Thank you, Mr. Speaker. I do want to say that with this motion, hopefully we would legitimatize, I guess, the elders into our education system. We do have them in our schools, yet they’re still struggling in terms of compensating them. They still are nice to have but not really essential. This certification would make it just like a teacher or any other profession in our education system. They will be equal partners. Right now it’s just listen to the elder and if they’re there, they’re there; if not, we’ll do something else. It doesn’t put them on the same level playing field in our education system. This certification would do that. It’s like asking the elders to come to our meetings and say a prayer and then asking them to sit down because we’ve got business to discuss that would not include the elder.

What I’m saying, from our point of view from our small communities, the elders need to take their rightful place in our education system. They need to be in their rightful place in our community. We need to lift them up to a place where they once stood, with high esteem, in our community. Over the years we have put them through a rough system. We have done it ourselves. This motion is one step to move them to their rightful place in our society. They bring that knowledge of truth.
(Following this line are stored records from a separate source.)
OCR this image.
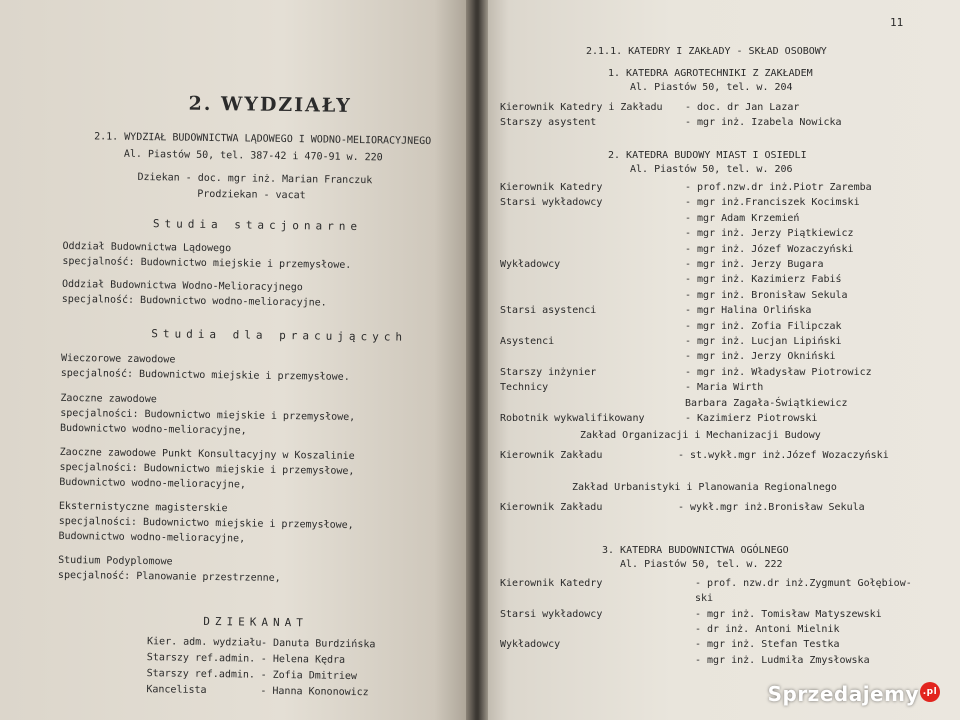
2. WYDZIAŁY
2.1. WYDZIAŁ BUDOWNICTWA LĄDOWEGO I WODNO-MELIORACYJNEGO
Al. Piastów 50, tel. 387-42 i 470-91 w. 220
Dziekan - doc. mgr inż. Marian Franczuk
Prodziekan - vacat
Studia stacjonarne
Oddział Budownictwa Lądowego
specjalność: Budownictwo miejskie i przemysłowe.
Oddział Budownictwa Wodno-Melioracyjnego
specjalność: Budownictwo wodno-melioracyjne.
Studia dla pracujących
Wieczorowe zawodowe
specjalność: Budownictwo miejskie i przemysłowe.
Zaoczne zawodowe
specjalności: Budownictwo miejskie i przemysłowe,
Budownictwo wodno-melioracyjne,
Zaoczne zawodowe Punkt Konsultacyjny w Koszalinie
specjalności: Budownictwo miejskie i przemysłowe,
Budownictwo wodno-melioracyjne,
Eksternistyczne magisterskie
specjalności: Budownictwo miejskie i przemysłowe,
Budownictwo wodno-melioracyjne,
Studium Podyplomowe
specjalność: Planowanie przestrzenne,
DZIEKANAT
Kier. adm. wydziału - Danuta Burdzińska
Starszy ref.admin. - Helena Kędra
Starszy ref.admin. - Zofia Dmitriew
Kancelista	- Hanna Kononowicz
11
2.1.1. KATEDRY I ZAKŁADY - SKŁAD OSOBOWY
1. KATEDRA AGROTECHNIKI Z ZAKŁADEM
Al. Piastów 50, tel. w. 204
Kierownik Katedry i Zakładu - doc. dr Jan Lazar
Starszy asystent	- mgr inż. Izabela Nowicka
2. KATEDRA BUDOWY MIAST I OSIEDLI
Al. Piastów 50, tel. w. 206
Kierownik Katedry	- prof.nzw.dr inż.Piotr Zaremba
Starsi wykładowcy	- mgr inż.Franciszek Kocimski
- mgr Adam Krzemień
- mgr inż. Jerzy Piątkiewicz
- mgr inż. Józef Wozaczyński
Wykładowcy	- mgr inż. Jerzy Bugara
- mgr inż. Kazimierz Fabiś
- mgr inż. Bronisław Sekula
Starsi asystenci	- mgr Halina Orlińska
- mgr inż. Zofia Filipczak
Asystenci	- mgr inż. Lucjan Lipiński
- mgr inż. Jerzy Okniński
Starszy inżynier	- mgr inż. Władysław Piotrowicz
Technicy	- Maria Wirth
Barbara Zagała-Świątkiewicz
Robotnik wykwalifikowany	- Kazimierz Piotrowski
Zakład Organizacji i Mechanizacji Budowy
Kierownik Zakładu	- st.wykł.mgr inż.Józef Wozaczyński
Zakład Urbanistyki i Planowania Regionalnego
Kierownik Zakładu	- wykł.mgr inż.Bronisław Sekula
3. KATEDRA BUDOWNICTWA OGÓLNEGO
Al. Piastów 50, tel. w. 222
Kierownik Katedry	- prof. nzw.dr inż.Zygmunt Gołębiow-
ski
Starsi wykładowcy	- mgr inż. Tomisław Matyszewski
- dr inż. Antoni Mielnik
Wykładowcy	- mgr inż. Stefan Testka
- mgr inż. Ludmiła Zmysłowska
Sprzedajemy .pl
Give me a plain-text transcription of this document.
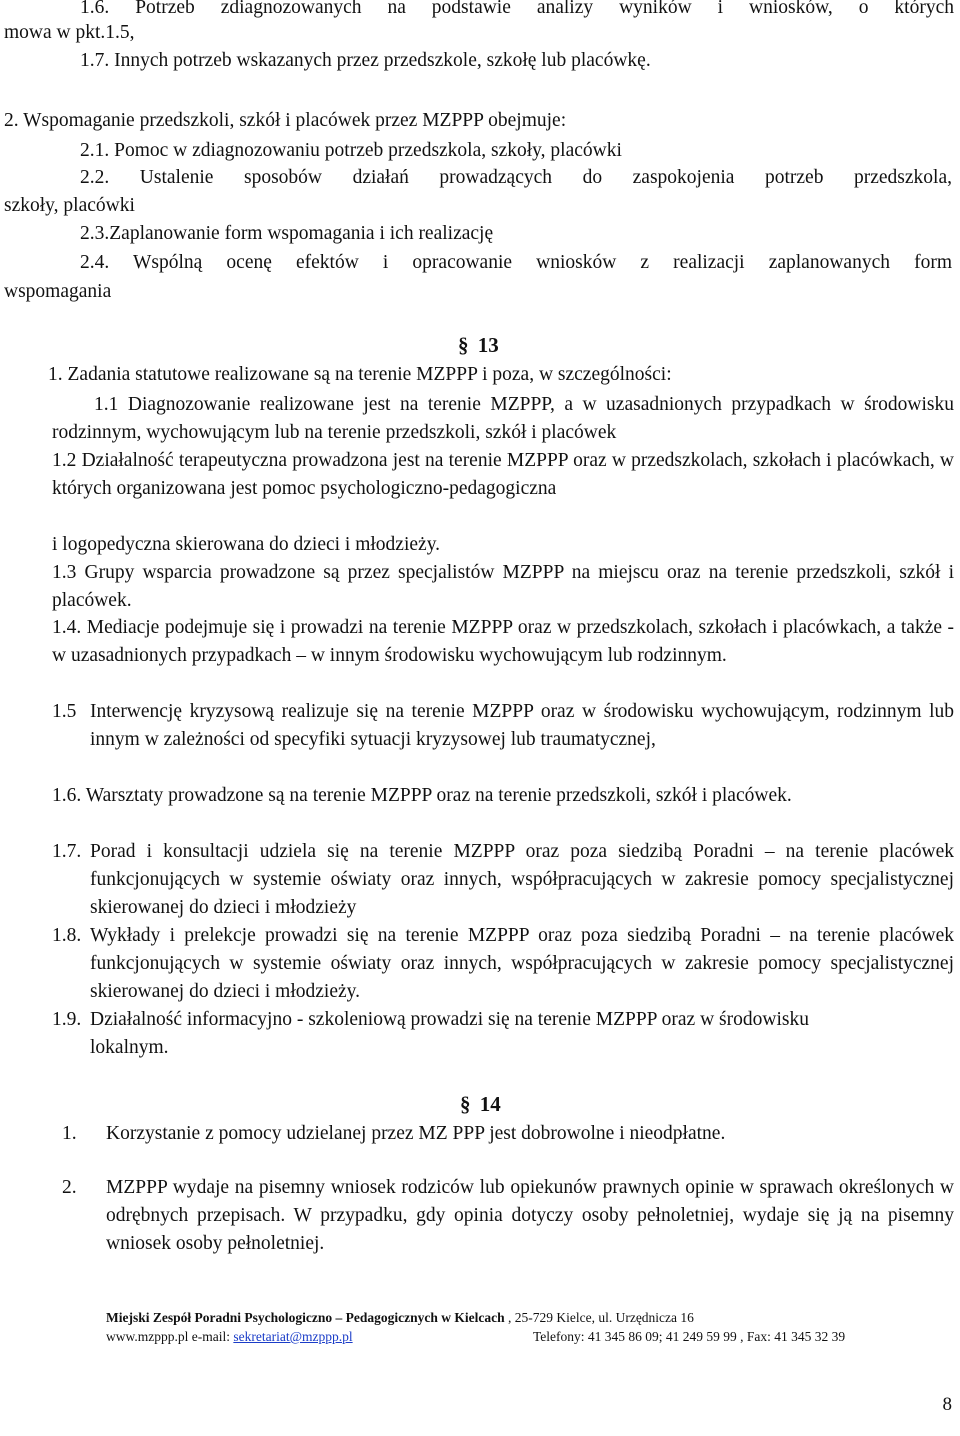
1.6. Potrzeb zdiagnozowanych na podstawie analizy wyników i wniosków, o których
mowa w pkt.1.5,
1.7. Innych potrzeb wskazanych przez przedszkole, szkołę lub placówkę.
2. Wspomaganie przedszkoli, szkół i placówek przez MZPPP obejmuje:
2.1. Pomoc w zdiagnozowaniu potrzeb przedszkola, szkoły, placówki
2.2. Ustalenie sposobów działań prowadzących do zaspokojenia potrzeb przedszkola,
szkoły, placówki
2.3.Zaplanowanie form wspomagania i ich realizację
2.4. Wspólną ocenę efektów i opracowanie wniosków z realizacji zaplanowanych form
wspomagania
§ 13
1. Zadania statutowe realizowane są na terenie MZPPP i poza, w szczególności:
1.1 Diagnozowanie realizowane jest na terenie MZPPP, a w uzasadnionych przypadkach w środowisku rodzinnym, wychowującym lub na terenie przedszkoli, szkół i placówek
1.2 Działalność terapeutyczna prowadzona jest na terenie MZPPP oraz w przedszkolach, szkołach i placówkach, w których organizowana jest pomoc psychologiczno-pedagogiczna
i logopedyczna skierowana do dzieci i młodzieży.
1.3 Grupy wsparcia prowadzone są przez specjalistów MZPPP na miejscu oraz na terenie przedszkoli, szkół i placówek.
1.4. Mediacje podejmuje się i prowadzi na terenie MZPPP oraz w przedszkolach, szkołach i placówkach, a także - w uzasadnionych przypadkach – w innym środowisku wychowującym lub rodzinnym.
1.5 Interwencję kryzysową realizuje się na terenie MZPPP oraz w środowisku wychowującym, rodzinnym lub innym w zależności od specyfiki sytuacji kryzysowej lub traumatycznej,
1.6. Warsztaty prowadzone są na terenie MZPPP oraz na terenie przedszkoli, szkół i placówek.
1.7. Porad i konsultacji udziela się na terenie MZPPP oraz poza siedzibą Poradni – na terenie placówek funkcjonujących w systemie oświaty oraz innych, współpracujących w zakresie pomocy specjalistycznej skierowanej do dzieci i młodzieży
1.8. Wykłady i prelekcje prowadzi się na terenie MZPPP oraz poza siedzibą Poradni – na terenie placówek funkcjonujących w systemie oświaty oraz innych, współpracujących w zakresie pomocy specjalistycznej skierowanej do dzieci i młodzieży.
1.9. Działalność informacyjno - szkoleniową prowadzi się na terenie MZPPP oraz w środowisku lokalnym.
§ 14
1. Korzystanie z pomocy udzielanej przez MZ PPP jest dobrowolne i nieodpłatne.
2. MZPPP wydaje na pisemny wniosek rodziców lub opiekunów prawnych opinie w sprawach określonych w odrębnych przepisach. W przypadku, gdy opinia dotyczy osoby pełnoletniej, wydaje się ją na pisemny wniosek osoby pełnoletniej.
Miejski Zespół Poradni Psychologiczno – Pedagogicznych w Kielcach , 25-729 Kielce, ul. Urzędnicza 16
www.mzppp.pl e-mail: sekretariat@mzppp.pl	Telefony: 41 345 86 09; 41 249 59 99 , Fax: 41 345 32 39
8
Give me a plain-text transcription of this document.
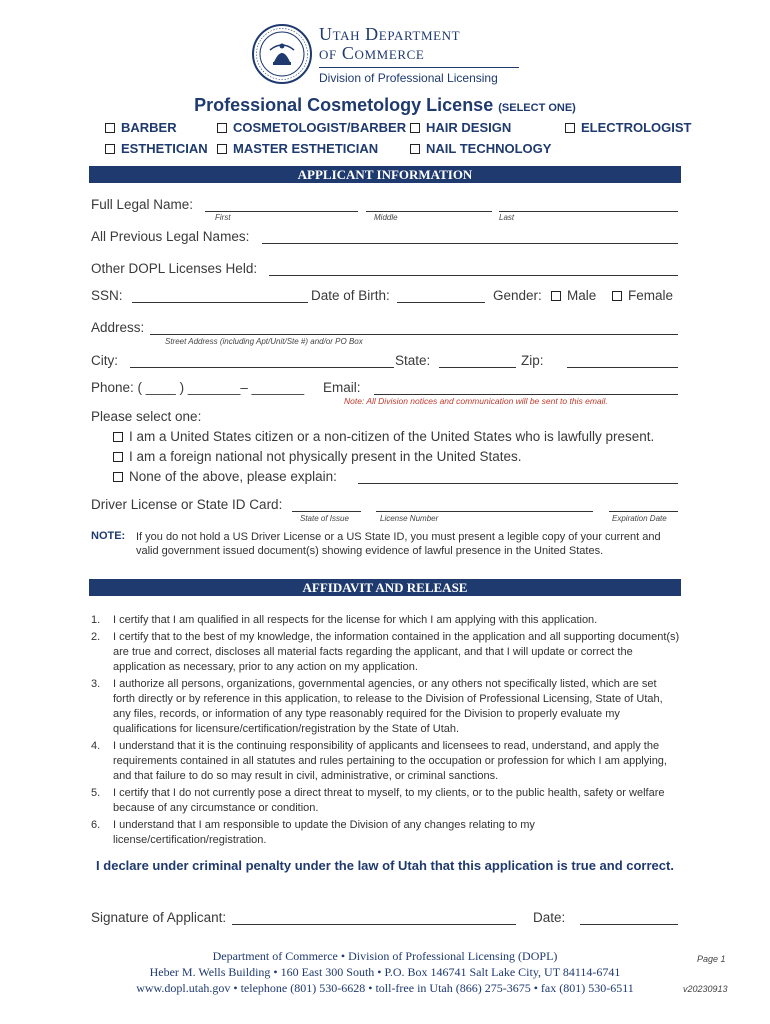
Utah Department
of Commerce
Division of Professional Licensing
Professional Cosmetology License (SELECT ONE)
BARBER	COSMETOLOGIST/BARBER	HAIR DESIGN	ELECTROLOGIST
ESTHETICIAN	MASTER ESTHETICIAN	NAIL TECHNOLOGY
APPLICANT INFORMATION
Full Legal Name:
First	Middle	Last
All Previous Legal Names:
Other DOPL Licenses Held:
SSN:	Date of Birth:	Gender:	Male	Female
Address:
Street Address (including Apt/Unit/Ste #) and/or PO Box
City:	State:	Zip:
Phone: ( ____ ) _______– _______ Email:
Note: All Division notices and communication will be sent to this email.
Please select one:
I am a United States citizen or a non-citizen of the United States who is lawfully present.
I am a foreign national not physically present in the United States.
None of the above, please explain:
Driver License or State ID Card:
State of Issue	License Number	Expiration Date
NOTE: If you do not hold a US Driver License or a US State ID, you must present a legible copy of your current and valid government issued document(s) showing evidence of lawful presence in the United States.
AFFIDAVIT AND RELEASE
1. I certify that I am qualified in all respects for the license for which I am applying with this application.
2. I certify that to the best of my knowledge, the information contained in the application and all supporting document(s) are true and correct, discloses all material facts regarding the applicant, and that I will update or correct the application as necessary, prior to any action on my application.
3. I authorize all persons, organizations, governmental agencies, or any others not specifically listed, which are set forth directly or by reference in this application, to release to the Division of Professional Licensing, State of Utah, any files, records, or information of any type reasonably required for the Division to properly evaluate my qualifications for licensure/certification/registration by the State of Utah.
4. I understand that it is the continuing responsibility of applicants and licensees to read, understand, and apply the requirements contained in all statutes and rules pertaining to the occupation or profession for which I am applying, and that failure to do so may result in civil, administrative, or criminal sanctions.
5. I certify that I do not currently pose a direct threat to myself, to my clients, or to the public health, safety or welfare because of any circumstance or condition.
6. I understand that I am responsible to update the Division of any changes relating to my license/certification/registration.
I declare under criminal penalty under the law of Utah that this application is true and correct.
Signature of Applicant:	Date:
Department of Commerce • Division of Professional Licensing (DOPL)
Heber M. Wells Building • 160 East 300 South • P.O. Box 146741 Salt Lake City, UT 84114-6741
www.dopl.utah.gov • telephone (801) 530-6628 • toll-free in Utah (866) 275-3675 • fax (801) 530-6511
Page 1
v20230913
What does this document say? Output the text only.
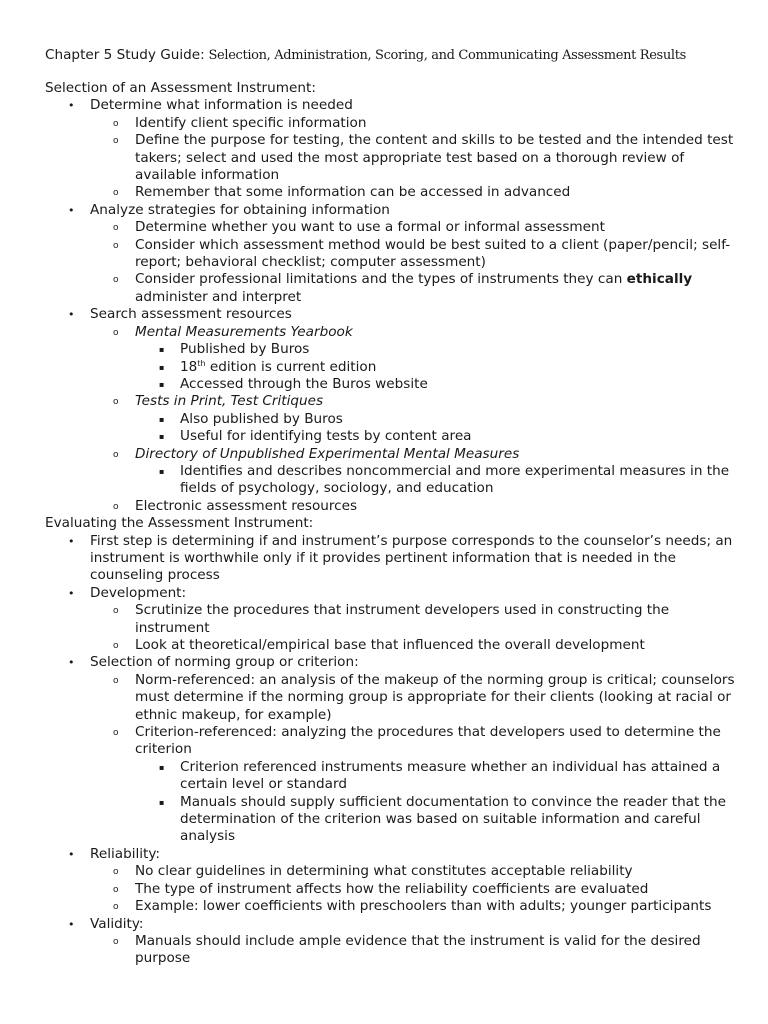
Chapter 5 Study Guide: Selection, Administration, Scoring, and Communicating Assessment Results
Selection of an Assessment Instrument:
• Determine what information is needed
o Identify client specific information
o Define the purpose for testing, the content and skills to be tested and the intended test takers; select and used the most appropriate test based on a thorough review of available information
o Remember that some information can be accessed in advanced
• Analyze strategies for obtaining information
o Determine whether you want to use a formal or informal assessment
o Consider which assessment method would be best suited to a client (paper/pencil; self-report; behavioral checklist; computer assessment)
o Consider professional limitations and the types of instruments they can ethically administer and interpret
• Search assessment resources
o Mental Measurements Yearbook
▪ Published by Buros
▪ 18th edition is current edition
▪ Accessed through the Buros website
o Tests in Print, Test Critiques
▪ Also published by Buros
▪ Useful for identifying tests by content area
o Directory of Unpublished Experimental Mental Measures
▪ Identifies and describes noncommercial and more experimental measures in the fields of psychology, sociology, and education
o Electronic assessment resources
Evaluating the Assessment Instrument:
• First step is determining if and instrument’s purpose corresponds to the counselor’s needs; an instrument is worthwhile only if it provides pertinent information that is needed in the counseling process
• Development:
o Scrutinize the procedures that instrument developers used in constructing the instrument
o Look at theoretical/empirical base that influenced the overall development
• Selection of norming group or criterion:
o Norm-referenced: an analysis of the makeup of the norming group is critical; counselors must determine if the norming group is appropriate for their clients (looking at racial or ethnic makeup, for example)
o Criterion-referenced: analyzing the procedures that developers used to determine the criterion
▪ Criterion referenced instruments measure whether an individual has attained a certain level or standard
▪ Manuals should supply sufficient documentation to convince the reader that the determination of the criterion was based on suitable information and careful analysis
• Reliability:
o No clear guidelines in determining what constitutes acceptable reliability
o The type of instrument affects how the reliability coefficients are evaluated
o Example: lower coefficients with preschoolers than with adults; younger participants
• Validity:
o Manuals should include ample evidence that the instrument is valid for the desired purpose
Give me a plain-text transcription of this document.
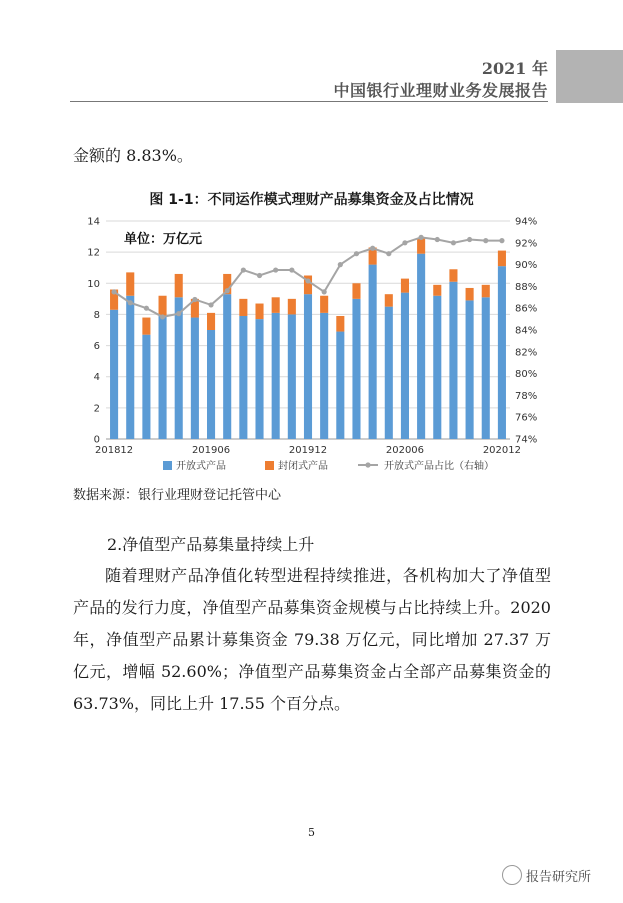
2021 年
中国银行业理财业务发展报告
金额的 8.83%。
图 1-1：不同运作模式理财产品募集资金及占比情况
0
2
4
6
8
10
12
14
74%
76%
78%
80%
82%
84%
86%
88%
90%
92%
94%
201812	201906	201912	202006	202012
单位：万亿元
开放式产品	封闭式产品	开放式产品占比（右轴）
数据来源：银行业理财登记托管中心
2.净值型产品募集量持续上升
随着理财产品净值化转型进程持续推进，各机构加大了净值型产品的发行力度，净值型产品募集资金规模与占比持续上升。2020 年，净值型产品累计募集资金 79.38 万亿元，同比增加 27.37 万亿元，增幅 52.60%；净值型产品募集资金占全部产品募集资金的 63.73%，同比上升 17.55 个百分点。
5
报告研究所
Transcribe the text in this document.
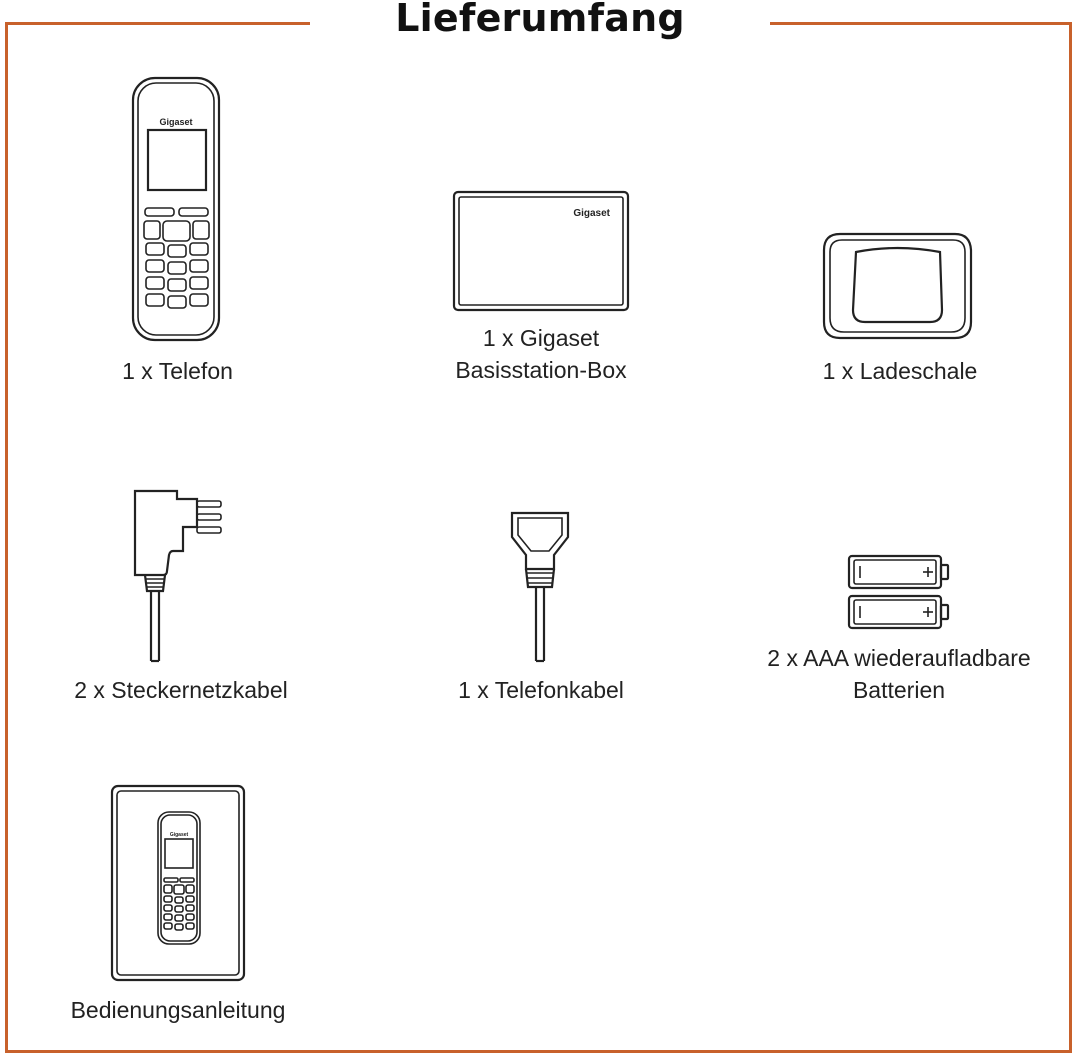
Lieferumfang
Gigaset
1 x Telefon
Gigaset
1 x Gigaset
Basisstation-Box	1 x Ladeschale
2 x Steckernetzkabel	1 x Telefonkabel
2 x AAA wiederaufladbare
Batterien
Gigaset
Bedienungsanleitung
I read in an article in the Calgary Herald the other day that Imperial Oil was discovered by a geologist, Ted Link. I was reading that and that’s what’s printed. I said, oh, my God, do they not know the real truth about the Norman Wells oilfield and the Aboriginal people and the elders that knew about this oilfield for thousands of years? This is how history is portrayed. That’s what this motion will do, is bring the knowledge and the truth so kids who now are able to read, maybe one of them is going to read the newspaper and that’s what he or she is going to believe. The elders will set the road straight and say no, it is the Aboriginal people, the Northwest Territories and Denedeh that knew about the Norman Wells oilfield right down the whole valley. They knew a lot of things that is in their oral tradition. It’s not written. This is what this will do for them such as raising the young ones. The elders will set it right.

Hopefully this Minister, this government can say yes, we can. We will put the elders in through a certificate program, we will design one and have it ready for the fall of 2011, we would do that. That’s how much we owe it to our elders. And we would fix their compensation.

For the last seven years the Minister knows when he was on this side when we were fighting to have elders in. Now he’s on the other side still. So I’m asking the Minister and this government here to put the certificate program in place like Nunavut. Just do it like them. You can do it. We can do it. It’s a matter of all of us here together say yes, and it’s done.